This site is run by Mike Caulfield. My current work focuses on how students and citizens can use AI as a tool for reasoning and critical thinking, learning to tap into the power of LLMs to discover and contextualize evidence, and to model and critique arguments. He is currently manager of Academic and Collaborative Technology at University of Washington Bothell.
I’ve spent more than a decade working on how to use search to contextualize artifacts, events, and claims. With Sam Wineburg I wrote the definitive book on using internet search for sensemaking (University of Chicago Press, endorsed by Maria Ressa, who won the Nobel Prize for her advocacy of press freedom). There are features delivered on every Google search result that are inspired by my work.

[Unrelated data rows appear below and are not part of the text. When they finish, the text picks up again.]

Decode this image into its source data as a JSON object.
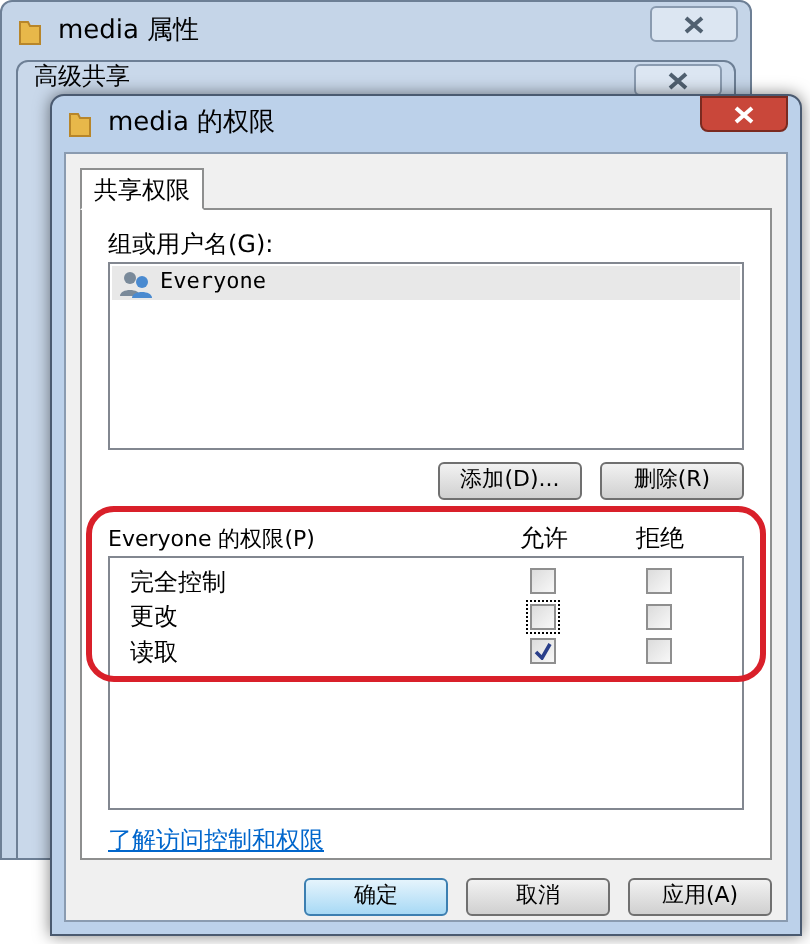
{
  "back_windows": [
    {
      "title": "media 属性"
    },
    {
      "title": "高级共享"
    }
  ],
  "window": {
    "title": "media 的权限"
  },
  "tabs": [
    {
      "label": "共享权限",
      "selected": true
    }
  ],
  "users": {
    "label": "组或用户名(G):",
    "items": [
      {
        "name": "Everyone",
        "selected": true
      }
    ]
  },
  "user_buttons": [
    "添加(D)...",
    "删除(R)"
  ],
  "permissions": {
    "label": "Everyone 的权限(P)",
    "allow_header": "允许",
    "deny_header": "拒绝",
    "rows": [
      {
        "name": "完全控制",
        "allow": false,
        "allow_focused": false,
        "deny": false
      },
      {
        "name": "更改",
        "allow": false,
        "allow_focused": true,
        "deny": false
      },
      {
        "name": "读取",
        "allow": true,
        "allow_focused": false,
        "deny": false
      }
    ]
  },
  "link": "了解访问控制和权限",
  "buttons": [
    {
      "label": "确定",
      "default": true
    },
    {
      "label": "取消",
      "default": false
    },
    {
      "label": "应用(A)",
      "default": false
    }
  ]
}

My SIFT method is used in hundreds of universities, and over the past decade has become one of two primary ways that information literacy in taught in U.S. universities and around much of the world, and the Google Super Searchers curriculum I co-developed with Google has been translated into a dozen languages and is one of the most successful information literacy initiatives in history. (See an example here from India, where over 11,000 educators have taken the training, here from the ALA/PLA, here for an example from Portugal).

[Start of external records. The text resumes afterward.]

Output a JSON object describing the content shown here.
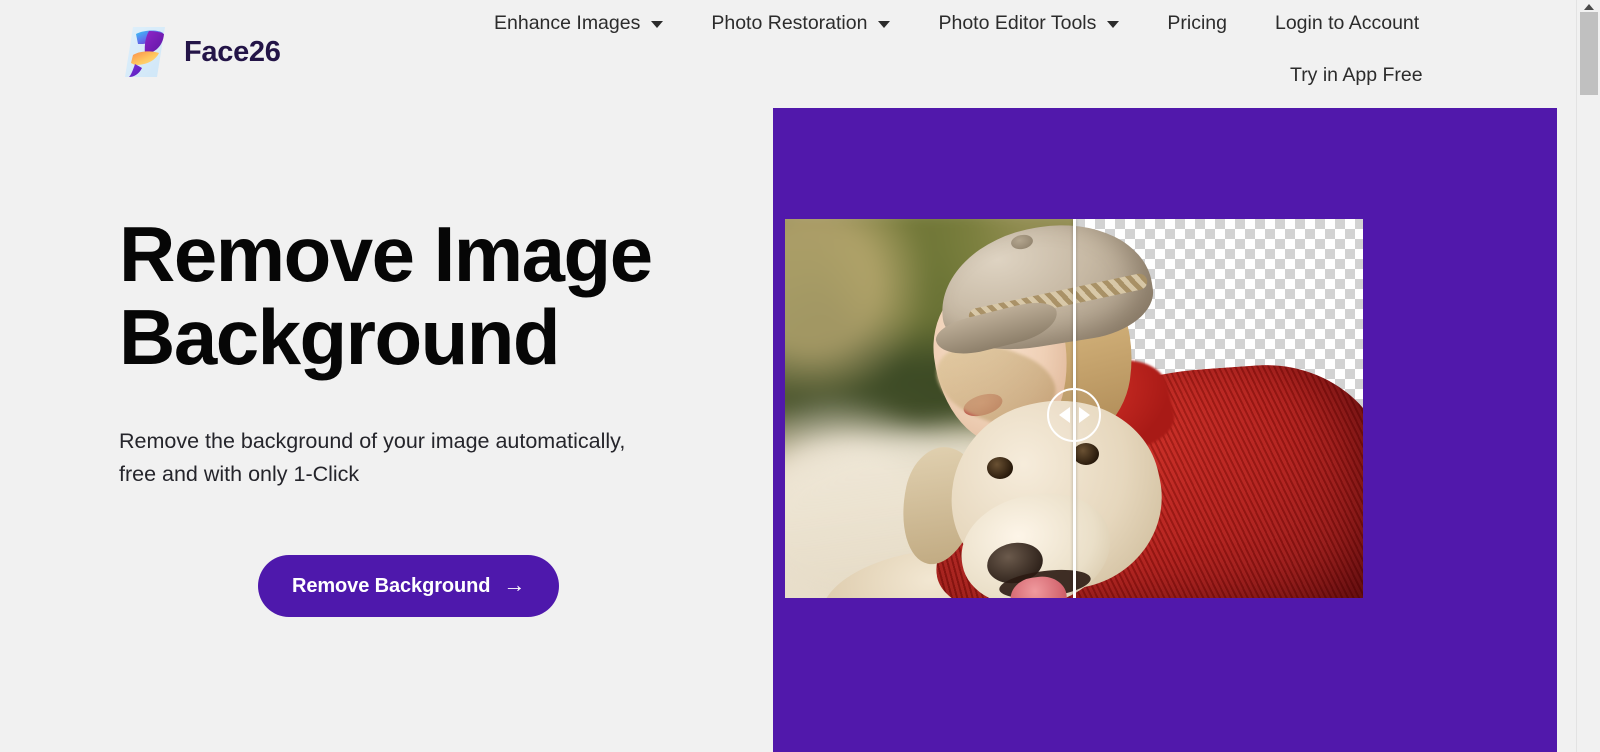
{
  "header": {
    "brand": {
      "name": "Face26",
      "logo_icon": "face26-leaf-logo"
    },
    "nav": [
      {
        "label": "Enhance Images",
        "has_dropdown": true,
        "icon": "chevron-down-icon"
      },
      {
        "label": "Photo Restoration",
        "has_dropdown": true,
        "icon": "chevron-down-icon"
      },
      {
        "label": "Photo Editor Tools",
        "has_dropdown": true,
        "icon": "chevron-down-icon"
      },
      {
        "label": "Pricing",
        "has_dropdown": false
      },
      {
        "label": "Login to Account",
        "has_dropdown": false
      }
    ],
    "secondary_link": "Try in App Free"
  },
  "hero": {
    "title": "Remove Image\nBackground",
    "subtitle": "Remove the background of your image automatically,\nfree and with only 1-Click",
    "cta_label": "Remove Background",
    "cta_arrow": "→"
  },
  "compare": {
    "before_alt": "woman in beret hugging a yellow labrador on a blurred autumn forest path",
    "after_alt": "same subject cut out on a transparency checkerboard",
    "handle_left_icon": "arrow-left-icon",
    "handle_right_icon": "arrow-right-icon"
  },
  "scrollbar": {
    "up_arrow_icon": "scroll-up-arrow-icon",
    "thumb_label": "vertical-scroll-thumb"
  },
  "colors": {
    "page_background": "#f1f1f1",
    "panel_purple": "#5118ab",
    "button_purple": "#4e18ac",
    "heading_text": "#060606",
    "body_text": "#25252b",
    "nav_text": "#2c2c2c",
    "brand_text": "#231447",
    "divider_white": "#ffffff",
    "checker_gray": "#d2d2d2",
    "scroll_thumb": "#c0c0c0"
  }
}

I am also the considered the founder of the digital gardening movement, and my work with Ward Cunningham on federated wiki (and my writing and talks about it) has been credited by the founders of Notion and Roam as inspiring their work, and was a major impetus behind the “re-wikification” of the personal knowledge management space in the mid-2010s.
You can find me on LinkedIn, Substack, and Bluesky. Inquires about keynotes and consultations can be sent to caulfield.mike@gmail.com, but for the fastest response please ping me either at LinkedIn or Bluesky.
My work has been covered by The New York Times, the Chronicle of Higher Education, NPR, The Wall Street Journal, USA Today, and the MIT Technology Review. My recent essay in The Atlantic outlines my current vision for AI.